"He began to pity her, for he also was beginning to realize that, if Isabel Stewart were really the woman whom he had wronged more than twenty years previous, her situation was indeed deplorable.
"Anna," he said, gravely, and speaking with more calmness and gentleness than at any time during the interview, "this is a stern fact, and—we must look it in the face."
His tone and manner carried conviction to her heart.
She sank crouching at his feet, bowing her face upon her hands.
"Gerald! Gerald! it must not be so!" she wailed. "It is only some cunning story invented to cheat us and avenge her. That woman shall never separate us—I will never yield to her. Oh, Heaven! why did I not destroy that paper when I had it? Gerald, give it to me now, if you have it; it is not too late to burn it even now, and no one can prove the truth—we can defy her to the last."

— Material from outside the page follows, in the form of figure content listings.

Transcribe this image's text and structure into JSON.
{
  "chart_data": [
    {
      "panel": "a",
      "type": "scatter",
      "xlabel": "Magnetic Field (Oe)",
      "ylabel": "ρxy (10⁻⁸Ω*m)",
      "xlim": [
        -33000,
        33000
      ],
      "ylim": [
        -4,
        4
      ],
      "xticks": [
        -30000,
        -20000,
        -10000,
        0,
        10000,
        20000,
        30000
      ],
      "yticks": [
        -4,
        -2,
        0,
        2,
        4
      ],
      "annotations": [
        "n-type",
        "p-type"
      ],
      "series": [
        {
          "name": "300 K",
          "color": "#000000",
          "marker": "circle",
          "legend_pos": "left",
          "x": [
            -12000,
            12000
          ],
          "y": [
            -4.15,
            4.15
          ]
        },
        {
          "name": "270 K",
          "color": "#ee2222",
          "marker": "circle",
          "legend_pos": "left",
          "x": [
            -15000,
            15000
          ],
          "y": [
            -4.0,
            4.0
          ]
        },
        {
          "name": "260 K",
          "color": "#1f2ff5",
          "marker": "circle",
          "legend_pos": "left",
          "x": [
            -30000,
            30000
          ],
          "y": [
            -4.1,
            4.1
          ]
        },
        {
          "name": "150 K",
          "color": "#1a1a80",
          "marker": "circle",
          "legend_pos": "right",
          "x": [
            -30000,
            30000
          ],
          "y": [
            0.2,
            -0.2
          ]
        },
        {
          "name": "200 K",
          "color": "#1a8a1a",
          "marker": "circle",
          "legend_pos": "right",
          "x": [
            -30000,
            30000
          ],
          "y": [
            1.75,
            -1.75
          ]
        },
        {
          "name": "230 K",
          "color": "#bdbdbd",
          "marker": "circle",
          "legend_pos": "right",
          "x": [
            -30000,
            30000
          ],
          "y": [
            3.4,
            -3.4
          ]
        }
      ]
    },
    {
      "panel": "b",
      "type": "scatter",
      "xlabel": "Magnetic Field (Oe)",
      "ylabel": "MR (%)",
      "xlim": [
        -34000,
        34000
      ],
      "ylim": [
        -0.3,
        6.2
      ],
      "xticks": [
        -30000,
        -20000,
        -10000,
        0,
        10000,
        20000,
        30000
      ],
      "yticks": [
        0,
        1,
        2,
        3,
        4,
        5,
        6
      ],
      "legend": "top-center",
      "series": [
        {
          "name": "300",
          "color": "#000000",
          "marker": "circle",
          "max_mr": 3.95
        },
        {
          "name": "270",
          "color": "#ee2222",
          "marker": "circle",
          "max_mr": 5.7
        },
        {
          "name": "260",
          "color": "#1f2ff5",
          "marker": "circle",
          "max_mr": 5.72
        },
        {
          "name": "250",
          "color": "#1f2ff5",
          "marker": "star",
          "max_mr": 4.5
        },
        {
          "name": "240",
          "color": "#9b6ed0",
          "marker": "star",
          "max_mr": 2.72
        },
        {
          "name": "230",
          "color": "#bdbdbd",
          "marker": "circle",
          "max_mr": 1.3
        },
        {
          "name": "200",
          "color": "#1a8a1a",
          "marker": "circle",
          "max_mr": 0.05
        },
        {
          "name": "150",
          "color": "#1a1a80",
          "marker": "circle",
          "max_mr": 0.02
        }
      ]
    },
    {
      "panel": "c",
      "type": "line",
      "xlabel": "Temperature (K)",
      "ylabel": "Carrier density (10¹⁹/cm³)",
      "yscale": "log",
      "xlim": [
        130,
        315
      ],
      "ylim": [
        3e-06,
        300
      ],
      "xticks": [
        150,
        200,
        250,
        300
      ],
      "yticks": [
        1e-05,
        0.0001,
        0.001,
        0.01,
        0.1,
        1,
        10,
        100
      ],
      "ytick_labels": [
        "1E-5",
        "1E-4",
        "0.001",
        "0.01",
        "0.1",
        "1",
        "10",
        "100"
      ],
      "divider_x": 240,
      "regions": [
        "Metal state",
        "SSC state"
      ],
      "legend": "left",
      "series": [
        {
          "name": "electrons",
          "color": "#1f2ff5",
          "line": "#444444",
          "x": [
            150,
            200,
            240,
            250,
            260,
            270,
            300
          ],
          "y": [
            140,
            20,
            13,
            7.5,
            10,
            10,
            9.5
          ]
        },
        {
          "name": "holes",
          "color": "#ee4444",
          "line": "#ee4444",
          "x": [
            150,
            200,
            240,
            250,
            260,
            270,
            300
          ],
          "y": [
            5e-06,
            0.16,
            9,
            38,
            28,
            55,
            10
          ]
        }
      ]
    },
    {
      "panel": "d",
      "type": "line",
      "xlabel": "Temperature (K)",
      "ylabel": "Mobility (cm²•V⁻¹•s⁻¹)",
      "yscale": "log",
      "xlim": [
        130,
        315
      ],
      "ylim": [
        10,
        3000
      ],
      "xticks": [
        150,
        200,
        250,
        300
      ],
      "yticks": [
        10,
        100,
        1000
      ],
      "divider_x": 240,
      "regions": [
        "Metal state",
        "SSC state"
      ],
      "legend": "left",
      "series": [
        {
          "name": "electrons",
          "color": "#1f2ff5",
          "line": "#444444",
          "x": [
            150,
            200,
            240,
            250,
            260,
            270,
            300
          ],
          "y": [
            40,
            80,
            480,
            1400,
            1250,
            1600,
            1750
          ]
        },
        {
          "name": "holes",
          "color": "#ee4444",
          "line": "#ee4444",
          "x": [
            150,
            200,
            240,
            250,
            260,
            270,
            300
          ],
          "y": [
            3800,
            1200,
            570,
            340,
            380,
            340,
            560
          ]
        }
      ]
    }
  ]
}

The man stooped to raise her from her humiliating position.
"Get up, Anna," he said, kindly. "Come, sit in this chair and let us talk the matter over calmly. It is a stern fact that Isabel is alive and well, and it is useless either to ignore it or deplore it."
With shivering sobs bursting from her with every breath, the wretched woman allowed herself to be helped to the chair, into which she sank with an air of abject despair.
Anna Goddard's was not a nature likely to readily yield to humiliation or defeat, and after a few moments of silent battle with herself, she raised her head and turned her proud face and searching eyes upon her companion.
"You say that it is a 'stern fact' that Isabel lives," she remarked, with compressed lips.